La fast fashion diventa un po’ più sostenibile?
Parlare di ecodesign e di moda nella stessa frase è spesso difficile, tra accuse di greenwashing ai maggiori brand e l’effettivo impatto ambientale del fashion, più che mai allarmante, ma qualcosa sta forse finalmente cambiando.

La cosiddetta fast fashion può sembrare il concetto più lontano in assoluto da quello di ecodesign, ovvero di progettazione di prodotti e di sistemi (economici e sociali) che rispettino maggiormente l’ambiente.
La fast fashion, la moda passeggera, fatta di trend che durano poco e di prodotti che consumano molto, ma avranno una vita breve, è nel centro del mirino e molti noti brand, se parlano di ambiente e sostenibilità vengono accusati di farlo solo per ripulire la propria immagine, ma qualcosa forse sta per cambiare.
Soprattutto le nuove generazioni, sposano un atteggiamento e uno stile di consumo sempre più green e non possono quindi non riflettere sull’impatto dell’industria tessile sul pianeta.
Fortunatamente, in atto c’è una piccola rivoluzione, grazie a noti brand come Zara o H&M che, un po’ proprio per strizzare l’occhio alla loro clientela presente e futura e un po’ per una reale sensibilità, stanno avviando strategie di circolarità e sostenibilità, nel complesso decisamente apprezzabili.

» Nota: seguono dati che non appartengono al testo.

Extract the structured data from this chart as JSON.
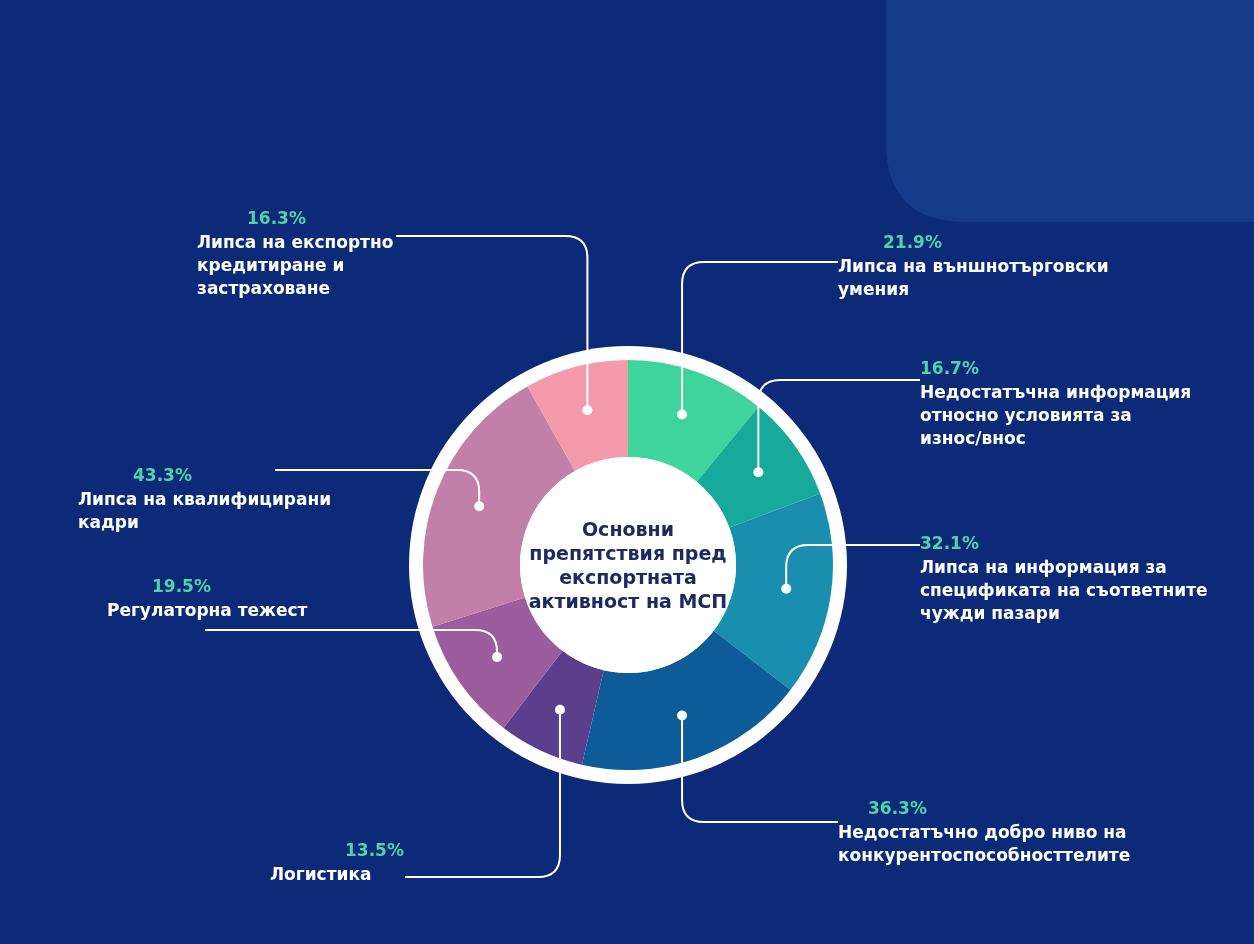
{
  "chart_data": {
    "type": "donut",
    "title": "Основни препятствия пред експортната активност на МСП",
    "categories": [
      "Липса на външнотърговски умения",
      "Недостатъчна информация относно условията за износ/внос",
      "Липса на информация за спецификата на съответните чужди пазари",
      "Недостатъчно добро ниво на конкурентоспособносттелите",
      "Логистика",
      "Регулаторна тежест",
      "Липса на квалифицирани кадри",
      "Липса на експортно кредитиране и застраховане"
    ],
    "values": [
      21.9,
      16.7,
      32.1,
      36.3,
      13.5,
      19.5,
      43.3,
      16.3
    ],
    "value_labels": [
      "21.9%",
      "16.7%",
      "32.1%",
      "36.3%",
      "13.5%",
      "19.5%",
      "43.3%",
      "16.3%"
    ],
    "colors": [
      "#3fd39e",
      "#17a99a",
      "#1a8eae",
      "#0e5c97",
      "#5b3f8c",
      "#9b5d9e",
      "#c27fa8",
      "#f39aab"
    ]
  }
}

La fast fashion cerca di rallentare

Nel novembre 2022 la multinazionale spagnola ha lanciato un progetto chiamato “Pre-Owned”, che ha lo scopo di supportare i clienti nel riparare, rivendere o riciclare i propri abiti e accessori.
Questo consente come ovvio di allungare la vita dei capi e/o delle materie prime di cui sono composti, con ricadute positive, non solo sul piano economico, ma anche su quello ambientale.
Oltre al servizio di riparazione di Zara, direttamente dei punti vendita, il programma prevede una piattaforma dedicata per la rivendita dell’usato.
C’è poi, fin dal 2015, la possibilità di richiedere in diversi paesi nel mondo il ritiro a domicilio di capi da donare, ad esempio alla Croce Rossa.
Anche le iniziative di H&M sono interessanti in un’ottica di sostenibilità, promossa con crescente decisione dal noto brand svedese. Il progetto di punta in questo caso si chiama “Take care” e si concentra sulla responsabilità degli stessi clienti.
Non solo infatti la moda inquina e spreca durante le fasi di produzione e commercializzazione, ma anche una volta acquistati, l’impatto ambientale dei capi non finisce e si stima che per il 10% dipenda quindi proprio da chi li compra.
Sul sito del brand è stato quindi predisposto un vero e proprio manuale che spiega ai clienti come prendersi cura del proprio guardaroba per farlo durare più a lungo.
Ci sono ad esempio consigli, semplici, ma preziosi sulla giusta frequenza e modalità con cui lavare i vari capi, con relativo effetto sul clima. Ad esempio, banalmente, sarà molto meglio usare la lavatrice un po’ meno spesso, ma solo a pieno carico.
Queste iniziative vanno in una direzione ben precisa che poi è quella richiesta dal mercato e sarà sempre più così, con i consumatori di domani che con ogni probabilità saranno sempre più esigenti anche sul fronte della sostenibilità ambientale.
La moda impatta ancora molto, ma ogni segnale di un cambio di rotta è positivo. Non bisogna però assolutamente abbassare la guardia, i margini di miglioramento sono enormi.